Exemptions. Individuals may leave their place of residence to:
1) Operate an Essential Business, which includes:
• Healthcare operations, including home health workers;
• Essential Infrastructure, including construction of housing and operation of public transportation and utilities;
• Grocery stores, farmers’ markets, food banks, convenience stores;
• Businesses that provide necessities of life for economically disadvantaged individuals and shelter facilities;
• Pharmacies, health care supply stores, and health care facilities;
• Gas stations and auto repair facilities;
• Garbage collection;
• Hardware stores, plumbers, electricians, and other service providers necessary to maintain the safety, sanitation, and essential operation of residences and other essential businesses;
• Educational institutions, for the purposes of facilitating distance learning;
• Laundromats, dry cleaners, and laundry service providers;
• Businesses that ship or deliver groceries, food, and goods directly to residences;
• Childcare facilities providing services that enable essential employees to go to work;
• Roles required for any Essential Business to “maintain basic operations,” which include security, payroll, and similar activities.
2) Perform an Essential Government Function:
• This includes all services needed to ensure the continuing operation of the government agencies and provide for the health, safety and welfare of the public.
“As the coronavirus situation continues to change rapidly in our city and region, I want to make sure that all San Franciscans understand that we are entering a new phase in our response.
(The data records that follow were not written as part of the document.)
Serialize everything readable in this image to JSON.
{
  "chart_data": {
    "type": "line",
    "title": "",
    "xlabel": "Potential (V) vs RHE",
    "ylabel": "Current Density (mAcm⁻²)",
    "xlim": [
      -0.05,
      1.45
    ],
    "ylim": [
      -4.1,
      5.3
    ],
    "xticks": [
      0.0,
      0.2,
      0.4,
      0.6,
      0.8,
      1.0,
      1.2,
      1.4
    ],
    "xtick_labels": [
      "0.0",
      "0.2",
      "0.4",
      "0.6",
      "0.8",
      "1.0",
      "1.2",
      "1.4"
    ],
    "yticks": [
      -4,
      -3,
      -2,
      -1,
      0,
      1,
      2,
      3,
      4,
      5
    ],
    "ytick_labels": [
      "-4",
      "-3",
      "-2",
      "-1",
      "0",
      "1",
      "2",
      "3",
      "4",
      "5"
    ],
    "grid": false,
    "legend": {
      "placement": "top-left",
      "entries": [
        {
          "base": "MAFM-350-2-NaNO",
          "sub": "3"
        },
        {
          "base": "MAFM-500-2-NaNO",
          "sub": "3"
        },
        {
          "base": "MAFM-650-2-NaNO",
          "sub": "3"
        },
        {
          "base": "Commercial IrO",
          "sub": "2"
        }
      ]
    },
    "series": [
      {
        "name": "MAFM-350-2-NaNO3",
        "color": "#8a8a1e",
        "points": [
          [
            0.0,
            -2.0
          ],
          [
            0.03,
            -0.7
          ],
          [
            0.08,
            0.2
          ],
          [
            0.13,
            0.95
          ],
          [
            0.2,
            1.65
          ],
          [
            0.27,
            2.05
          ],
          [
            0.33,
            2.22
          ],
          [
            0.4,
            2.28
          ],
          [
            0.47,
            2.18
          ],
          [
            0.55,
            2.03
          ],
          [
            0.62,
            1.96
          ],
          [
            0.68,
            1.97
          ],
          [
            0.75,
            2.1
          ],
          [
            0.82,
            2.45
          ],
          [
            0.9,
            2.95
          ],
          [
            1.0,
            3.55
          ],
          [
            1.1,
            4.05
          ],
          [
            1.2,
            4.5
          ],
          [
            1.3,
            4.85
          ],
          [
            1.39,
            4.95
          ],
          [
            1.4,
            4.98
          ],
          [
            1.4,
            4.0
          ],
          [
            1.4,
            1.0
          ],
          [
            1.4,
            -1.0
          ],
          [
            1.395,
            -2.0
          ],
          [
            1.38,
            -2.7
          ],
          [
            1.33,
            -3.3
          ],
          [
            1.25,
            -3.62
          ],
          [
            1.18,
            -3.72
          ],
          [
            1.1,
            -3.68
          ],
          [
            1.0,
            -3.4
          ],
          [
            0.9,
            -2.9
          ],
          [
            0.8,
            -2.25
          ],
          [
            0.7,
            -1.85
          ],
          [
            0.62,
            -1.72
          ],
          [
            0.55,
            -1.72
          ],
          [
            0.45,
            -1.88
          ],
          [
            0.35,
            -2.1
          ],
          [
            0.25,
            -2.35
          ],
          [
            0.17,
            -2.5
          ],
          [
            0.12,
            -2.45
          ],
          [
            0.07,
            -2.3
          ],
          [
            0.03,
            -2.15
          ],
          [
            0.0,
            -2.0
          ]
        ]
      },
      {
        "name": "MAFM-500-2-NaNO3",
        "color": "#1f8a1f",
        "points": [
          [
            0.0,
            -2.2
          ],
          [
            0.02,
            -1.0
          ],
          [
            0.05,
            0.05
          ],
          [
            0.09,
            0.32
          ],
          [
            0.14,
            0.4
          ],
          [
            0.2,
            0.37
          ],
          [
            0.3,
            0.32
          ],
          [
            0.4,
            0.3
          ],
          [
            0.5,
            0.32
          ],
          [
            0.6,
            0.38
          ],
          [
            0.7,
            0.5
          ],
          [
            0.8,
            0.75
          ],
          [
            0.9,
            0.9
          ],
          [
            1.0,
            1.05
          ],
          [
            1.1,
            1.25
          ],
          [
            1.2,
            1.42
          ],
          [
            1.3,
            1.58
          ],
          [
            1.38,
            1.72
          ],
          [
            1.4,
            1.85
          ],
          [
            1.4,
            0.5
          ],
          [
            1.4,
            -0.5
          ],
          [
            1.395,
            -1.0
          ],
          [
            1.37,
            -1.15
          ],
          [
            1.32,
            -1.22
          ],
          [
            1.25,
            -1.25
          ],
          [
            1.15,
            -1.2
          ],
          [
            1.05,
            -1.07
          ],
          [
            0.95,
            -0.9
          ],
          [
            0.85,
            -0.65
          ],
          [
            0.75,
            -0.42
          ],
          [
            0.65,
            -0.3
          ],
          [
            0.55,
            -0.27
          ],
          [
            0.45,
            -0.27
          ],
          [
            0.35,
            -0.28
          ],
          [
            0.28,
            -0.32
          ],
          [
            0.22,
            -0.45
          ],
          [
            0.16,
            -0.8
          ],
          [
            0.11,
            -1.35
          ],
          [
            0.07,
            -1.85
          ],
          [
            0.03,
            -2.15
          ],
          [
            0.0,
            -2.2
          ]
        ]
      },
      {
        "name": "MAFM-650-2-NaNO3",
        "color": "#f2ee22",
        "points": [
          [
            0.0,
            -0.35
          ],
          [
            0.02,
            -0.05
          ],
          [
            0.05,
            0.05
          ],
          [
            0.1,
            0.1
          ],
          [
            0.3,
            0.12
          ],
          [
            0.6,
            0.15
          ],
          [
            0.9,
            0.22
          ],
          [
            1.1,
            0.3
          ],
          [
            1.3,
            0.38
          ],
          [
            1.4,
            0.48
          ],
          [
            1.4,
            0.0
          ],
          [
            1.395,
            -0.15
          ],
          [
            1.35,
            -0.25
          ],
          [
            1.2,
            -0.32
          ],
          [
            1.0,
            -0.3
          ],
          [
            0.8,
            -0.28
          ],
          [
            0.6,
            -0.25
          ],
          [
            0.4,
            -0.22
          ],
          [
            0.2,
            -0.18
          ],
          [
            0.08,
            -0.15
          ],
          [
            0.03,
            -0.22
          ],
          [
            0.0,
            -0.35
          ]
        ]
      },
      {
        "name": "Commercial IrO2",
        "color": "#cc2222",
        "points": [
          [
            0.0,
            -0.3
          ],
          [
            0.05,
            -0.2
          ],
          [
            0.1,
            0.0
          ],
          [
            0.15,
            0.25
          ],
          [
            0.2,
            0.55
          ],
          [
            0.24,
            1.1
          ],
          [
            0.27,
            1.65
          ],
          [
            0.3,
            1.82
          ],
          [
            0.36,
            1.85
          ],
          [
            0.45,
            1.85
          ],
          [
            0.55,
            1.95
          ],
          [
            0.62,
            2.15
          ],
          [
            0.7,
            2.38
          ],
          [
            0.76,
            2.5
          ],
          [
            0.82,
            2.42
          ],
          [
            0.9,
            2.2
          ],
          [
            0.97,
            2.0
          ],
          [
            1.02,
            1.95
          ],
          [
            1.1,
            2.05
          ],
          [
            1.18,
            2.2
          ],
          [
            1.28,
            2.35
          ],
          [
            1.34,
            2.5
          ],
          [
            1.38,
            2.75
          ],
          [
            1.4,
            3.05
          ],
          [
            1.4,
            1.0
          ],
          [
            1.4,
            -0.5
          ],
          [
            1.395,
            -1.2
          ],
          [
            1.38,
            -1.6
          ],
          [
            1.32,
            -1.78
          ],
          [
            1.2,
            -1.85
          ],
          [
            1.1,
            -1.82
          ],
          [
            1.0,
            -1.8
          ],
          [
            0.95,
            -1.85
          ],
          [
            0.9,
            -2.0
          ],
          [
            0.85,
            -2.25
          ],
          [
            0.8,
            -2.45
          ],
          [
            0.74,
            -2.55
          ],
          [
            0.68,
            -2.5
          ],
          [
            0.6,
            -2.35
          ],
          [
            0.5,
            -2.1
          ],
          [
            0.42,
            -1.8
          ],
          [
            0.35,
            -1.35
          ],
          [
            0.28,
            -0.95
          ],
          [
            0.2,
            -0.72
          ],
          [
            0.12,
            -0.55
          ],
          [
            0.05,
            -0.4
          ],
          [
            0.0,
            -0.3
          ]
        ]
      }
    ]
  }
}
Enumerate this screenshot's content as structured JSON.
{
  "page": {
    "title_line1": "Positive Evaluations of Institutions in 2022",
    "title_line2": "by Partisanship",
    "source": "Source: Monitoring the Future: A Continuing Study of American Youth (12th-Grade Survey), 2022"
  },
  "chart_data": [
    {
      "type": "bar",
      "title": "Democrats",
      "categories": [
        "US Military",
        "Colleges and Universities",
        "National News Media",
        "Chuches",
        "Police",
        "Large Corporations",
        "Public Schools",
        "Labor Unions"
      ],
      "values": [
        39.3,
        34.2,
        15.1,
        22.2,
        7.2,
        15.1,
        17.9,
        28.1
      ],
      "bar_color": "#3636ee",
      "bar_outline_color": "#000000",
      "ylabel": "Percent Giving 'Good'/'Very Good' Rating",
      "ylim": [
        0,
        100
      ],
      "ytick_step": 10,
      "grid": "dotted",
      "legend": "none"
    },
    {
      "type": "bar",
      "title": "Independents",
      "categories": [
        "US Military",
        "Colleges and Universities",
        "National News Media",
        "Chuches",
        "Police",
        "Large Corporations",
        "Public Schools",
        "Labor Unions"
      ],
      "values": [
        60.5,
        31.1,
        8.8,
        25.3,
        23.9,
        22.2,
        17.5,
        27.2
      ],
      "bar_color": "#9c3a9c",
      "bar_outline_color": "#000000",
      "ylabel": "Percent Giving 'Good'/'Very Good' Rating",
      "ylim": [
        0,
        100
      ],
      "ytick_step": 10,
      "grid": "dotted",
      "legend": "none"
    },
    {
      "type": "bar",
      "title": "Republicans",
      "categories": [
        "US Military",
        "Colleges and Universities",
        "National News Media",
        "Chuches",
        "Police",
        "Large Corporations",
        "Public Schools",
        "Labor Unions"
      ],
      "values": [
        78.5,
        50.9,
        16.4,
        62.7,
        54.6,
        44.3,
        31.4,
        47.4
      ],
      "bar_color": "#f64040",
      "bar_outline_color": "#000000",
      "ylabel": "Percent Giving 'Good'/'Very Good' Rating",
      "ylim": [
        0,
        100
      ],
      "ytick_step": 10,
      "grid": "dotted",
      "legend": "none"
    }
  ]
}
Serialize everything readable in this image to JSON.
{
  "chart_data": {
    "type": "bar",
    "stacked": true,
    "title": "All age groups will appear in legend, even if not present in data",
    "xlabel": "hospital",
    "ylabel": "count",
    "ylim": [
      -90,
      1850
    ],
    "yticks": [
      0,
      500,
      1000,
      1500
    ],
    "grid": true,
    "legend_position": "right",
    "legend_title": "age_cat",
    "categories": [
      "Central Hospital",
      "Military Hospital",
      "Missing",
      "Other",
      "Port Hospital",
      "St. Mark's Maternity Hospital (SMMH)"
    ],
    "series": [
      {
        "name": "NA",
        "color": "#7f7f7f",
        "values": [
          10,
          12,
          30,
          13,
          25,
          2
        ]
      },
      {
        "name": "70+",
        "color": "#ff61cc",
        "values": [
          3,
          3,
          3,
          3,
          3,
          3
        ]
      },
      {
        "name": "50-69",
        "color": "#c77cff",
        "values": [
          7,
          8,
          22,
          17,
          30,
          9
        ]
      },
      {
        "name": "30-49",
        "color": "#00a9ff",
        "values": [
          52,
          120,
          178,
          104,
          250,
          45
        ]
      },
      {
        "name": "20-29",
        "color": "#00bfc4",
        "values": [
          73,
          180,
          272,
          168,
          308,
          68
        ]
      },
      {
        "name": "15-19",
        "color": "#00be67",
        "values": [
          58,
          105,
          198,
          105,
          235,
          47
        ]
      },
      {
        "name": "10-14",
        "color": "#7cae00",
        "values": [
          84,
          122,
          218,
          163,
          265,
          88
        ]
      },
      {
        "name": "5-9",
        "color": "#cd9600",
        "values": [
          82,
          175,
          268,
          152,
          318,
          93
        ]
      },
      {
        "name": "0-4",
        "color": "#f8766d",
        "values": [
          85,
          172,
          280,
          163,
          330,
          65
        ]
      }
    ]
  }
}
Our response has been grounded in data, science, and facts,” said Dr. Grant Colfax, Director of Health. “Based on what we can predict, now is the time to do everything we can to prevent the situation from getting much worse in a matter of days or weeks. Every hour counts. We need and appreciate the cooperation of everyone who lives and works in San Francisco—and across the Bay Area—to act immediately.”
The Department of Public Health urges people not to rush to urgent care or emergency rooms for COVID-19 testing or non-emergency needs. Do not overwhelm the health system or the emergency response system at this time. We need it to care for those who are seriously ill. If you are otherwise sick or concerned you may have coronavirus, contact your health care provider.
The Department of Public Health has issued aggressive recommendations to reduce the spread of COVID-19 in the community. The recommendations for social distancing are intended to disrupt the spread of the virus and protect community health. These are systemic as well as individual changes that will make a difference in people’s lives. Although the recommendations cause inconvenience, they are necessary and worthwhile to reduce the spread of the virus and interrupt its transmission from person to person.